本書の原稿が私の手元にやってきたのは今年1月。読みはじめて数時間後、私は思わず自分のノートPCについているカメラのレンズをポストイットでふさぎました。
原稿には、米国最大の情報機関、NSAが行っていた恐るべきネット監視の実態が詳細に描かれていたからです。
“スノーデンとの対面はスムーズに運んだ。だが、マカスキルがiPhoneを取り出し、インタビューの録音および写真撮影の許可を求めると、スノーデンは電気ショックでも受けたかのように、あわてて両腕を振り上げた。(中略)若き技術者は、諜報機関は携帯電話をマイクや追跡装置に変えられるのだと説明した。それを部屋に持ち込むのは、オペレーションセキュリティー上の初歩的ミスである。マカスキルは外へ出て電話を投げ捨てた。”
“NSAは大統領以下、どんな人でも盗聴できると彼(スノーデン)は言った。(中略)すでに何百万というアメリカ人から、電話の通話記録、Eメールのヘッダーやタイトルといったメタデータが、何の断りもなく捕捉されている。ここからは、その人の友人、恋人、喜び、悲しみなど、暮らしぶりの全貌が手にとるようにわかってしまう。”
“「NSAは、ほぼあらゆるものを傍受できるインフラを築き上げました。それがあれば、通信の大部分を自動的に取り込むことができます」。連邦機関はインターネットを乗っ取った、と彼(スノーデン)は言った。”
いやー、ほんと勘弁してよNSA。メールや携帯電話の通話がすべて記録され、監視されていたなんて……。NSAが10年間にわたって、メルケル独首相の携帯電話を盗聴していたことも、スノーデンのリークによって明るみになりました。なぜ、NSAは同盟国であるドイツ首相の携帯電話を盗聴したのか?
この問いに対して、本書の中でジョン・マケイン上院議員はこう答えています。
「なぜそうしたかというと、そうすることができたからでしょう」
本書の編集が大詰めを迎えている頃、オバマ大統領が来日しました。そのとき頭によぎったのは、日本にとって、スノーデン事件がTPP交渉の前に起きていたことが幸運だったかもしれない、ということでした。さすがにNSAも、今は盗聴という名の情報収集を控えているはずです。もしスノーデンのおかけで、日本の手の内が米国に筒抜けにならずに済んだとしたら、彼に感謝しないといけないと感じました。

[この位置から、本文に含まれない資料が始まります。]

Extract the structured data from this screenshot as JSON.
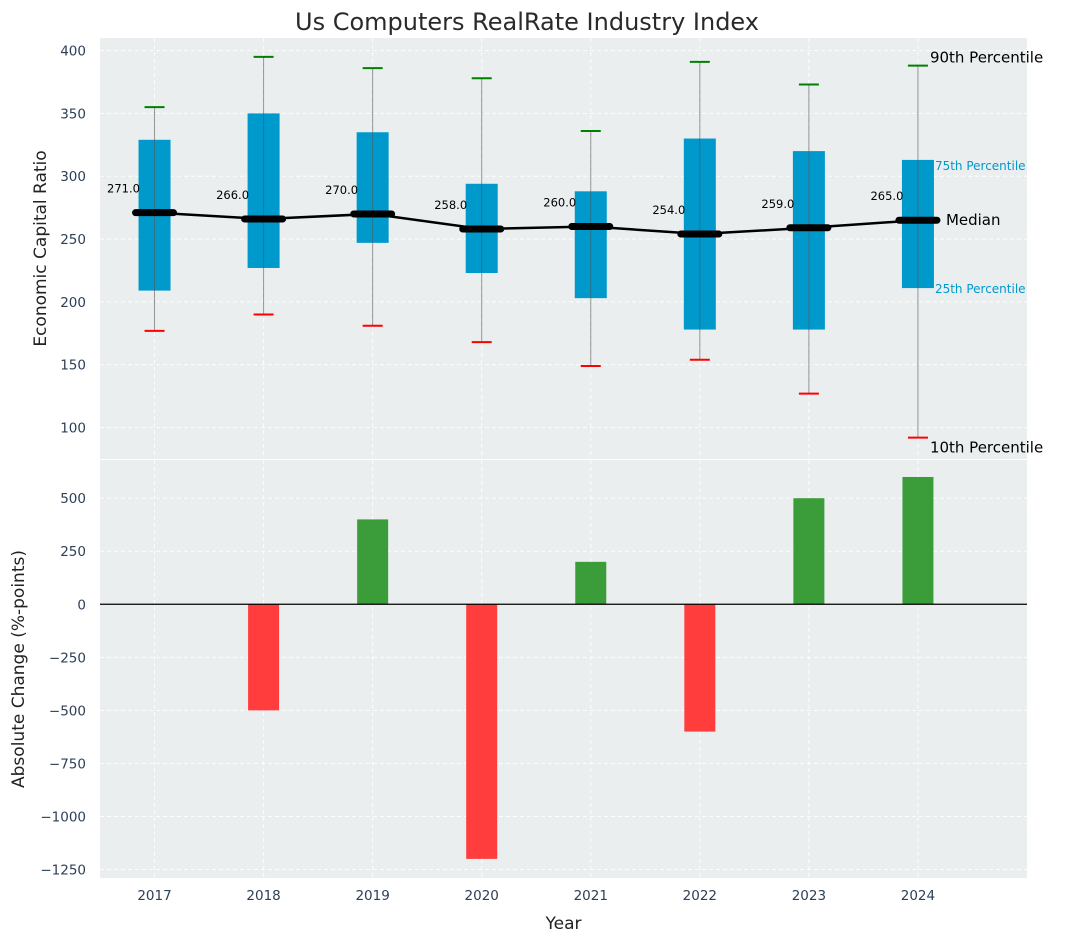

スクープをめぐる政府機関とマスメディアの息詰まる攻防
スノーデンが情報リーク先に選んだマスメディアの一つが英国『ガーディアン』紙でした。同紙はスノーデンから得た情報をもとにした米国政府の情報収集に関する報道で、『ワシントン・ポスト』とともに、2014年のピュリッツァー賞(公益部門)を獲得しました。
本書の著者、ルーク・ハーディングは同紙の海外特派員です。スノーデンが明らかにした衝撃の事実の数々を報道しようとするガーディアンと、それを阻むためにさまざまな圧力をかける米英の政府・情報機関との攻防も克明に描いています。
なかでも、英政府機関のスタッフがガーディアンにやってきて、スノーデンファイルが入っているコンピューターを破壊するシーンがあり、報道の自由のあり方や、国民の知る権利と国益との関係などを考えさせられました。そうした視点から本書を読んでいただくのもおすすめです。